Half turning towards the ladder she snarled, “Leave me alone!” Her words held the dangerous note of an animal at bay.
At that moment, Gonga stepped into the full force of his rightfull glory. His huge, shaggy body loomed up in the moonlight, fists pounding his chest. He took one leap forward onto the top step of the ladder and flung his head back in a howl; a wild, pulsing howl that straight from the depths of his home in Africa.
To be continued…
Thursday, September 16, 2010
The Rooftop

Continued from “Couldn’t Sleep”
A dark figure moved across the top of the stairway at the top of the building. It paused at the corner of the roof and then drifted back into the darkness.
Gonga’s eyes moved back and forth. He let his eyes lose focus, concentrating on his peripheral vision, searching for light, for movement, for anything that would give him a clue as to the identity of the unknown roof walker.
Who in their right mind would be out at this time of night? Gonga wondered. It had to be a trap of some sort.
Cautiously, he removed his hand from the railing and stepped back, off the metal ladder.
He stood perfectly still, letting his ears filter through the crickets and other night sounds. He was searching for something. Anything.
After an agonizing coffee buzzing fifteen minutes, he finally heard something other than the sound of his racing pulse. Footsteps.

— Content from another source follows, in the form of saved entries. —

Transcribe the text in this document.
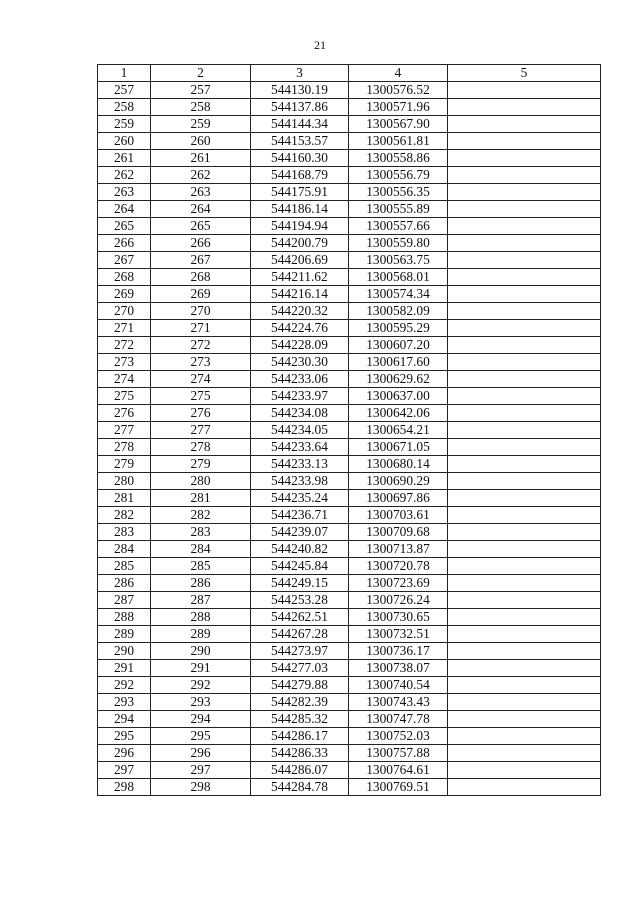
21
1	2	3	4	5
257	257	544130.19	1300576.52	
258	258	544137.86	1300571.96	
259	259	544144.34	1300567.90	
260	260	544153.57	1300561.81	
261	261	544160.30	1300558.86	
262	262	544168.79	1300556.79	
263	263	544175.91	1300556.35	
264	264	544186.14	1300555.89	
265	265	544194.94	1300557.66	
266	266	544200.79	1300559.80	
267	267	544206.69	1300563.75	
268	268	544211.62	1300568.01	
269	269	544216.14	1300574.34	
270	270	544220.32	1300582.09	
271	271	544224.76	1300595.29	
272	272	544228.09	1300607.20	
273	273	544230.30	1300617.60	
274	274	544233.06	1300629.62	
275	275	544233.97	1300637.00	
276	276	544234.08	1300642.06	
277	277	544234.05	1300654.21	
278	278	544233.64	1300671.05	
279	279	544233.13	1300680.14	
280	280	544233.98	1300690.29	
281	281	544235.24	1300697.86	
282	282	544236.71	1300703.61	
283	283	544239.07	1300709.68	
284	284	544240.82	1300713.87	
285	285	544245.84	1300720.78	
286	286	544249.15	1300723.69	
287	287	544253.28	1300726.24	
288	288	544262.51	1300730.65	
289	289	544267.28	1300732.51	
290	290	544273.97	1300736.17	
291	291	544277.03	1300738.07	
292	292	544279.88	1300740.54	
293	293	544282.39	1300743.43	
294	294	544285.32	1300747.78	
295	295	544286.17	1300752.03	
296	296	544286.33	1300757.88	
297	297	544286.07	1300764.61	
298	298	544284.78	1300769.51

Muffled, going along the roof-top.
Once again, the figure moved across the top of the stairway and paused at the roof corner.
A light-bulb flashed in his brain and Gonga paused, momentarily blinded by his own brilliance. A security guard. That’s who this was. A security guard assigned to patrol the rooftop of the engineering building.

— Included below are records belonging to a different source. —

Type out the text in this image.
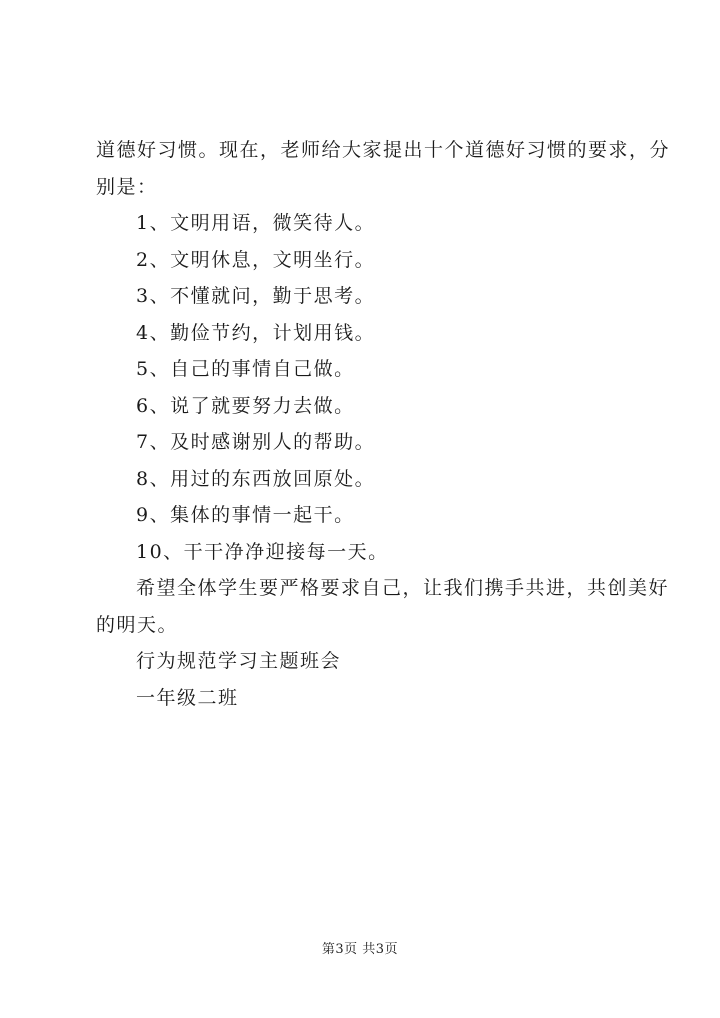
道德好习惯。现在，老师给大家提出十个道德好习惯的要求，分
别是：
1、文明用语，微笑待人。
2、文明休息，文明坐行。
3、不懂就问，勤于思考。
4、勤俭节约，计划用钱。
5、自己的事情自己做。
6、说了就要努力去做。
7、及时感谢别人的帮助。
8、用过的东西放回原处。
9、集体的事情一起干。
10、干干净净迎接每一天。
希望全体学生要严格要求自己，让我们携手共进，共创美好
的明天。
行为规范学习主题班会
一年级二班
第3页 共3页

Hopefully he wasn’t carrying textbooks in his backpack to hurl down at trespassers.
Gonga searched fruitlessly for a “Keep Off” sign or a chain, or any other signal that would tell him to slowly back away from the stairway and exit the premises.
He stepped softly onto the first metal step. He was glad that red shows as black at night. He had taken the precaution of turning his bright red T-shirt with white “The Textbook Game” letters inside-out before leaving the house. And now he blended into the night.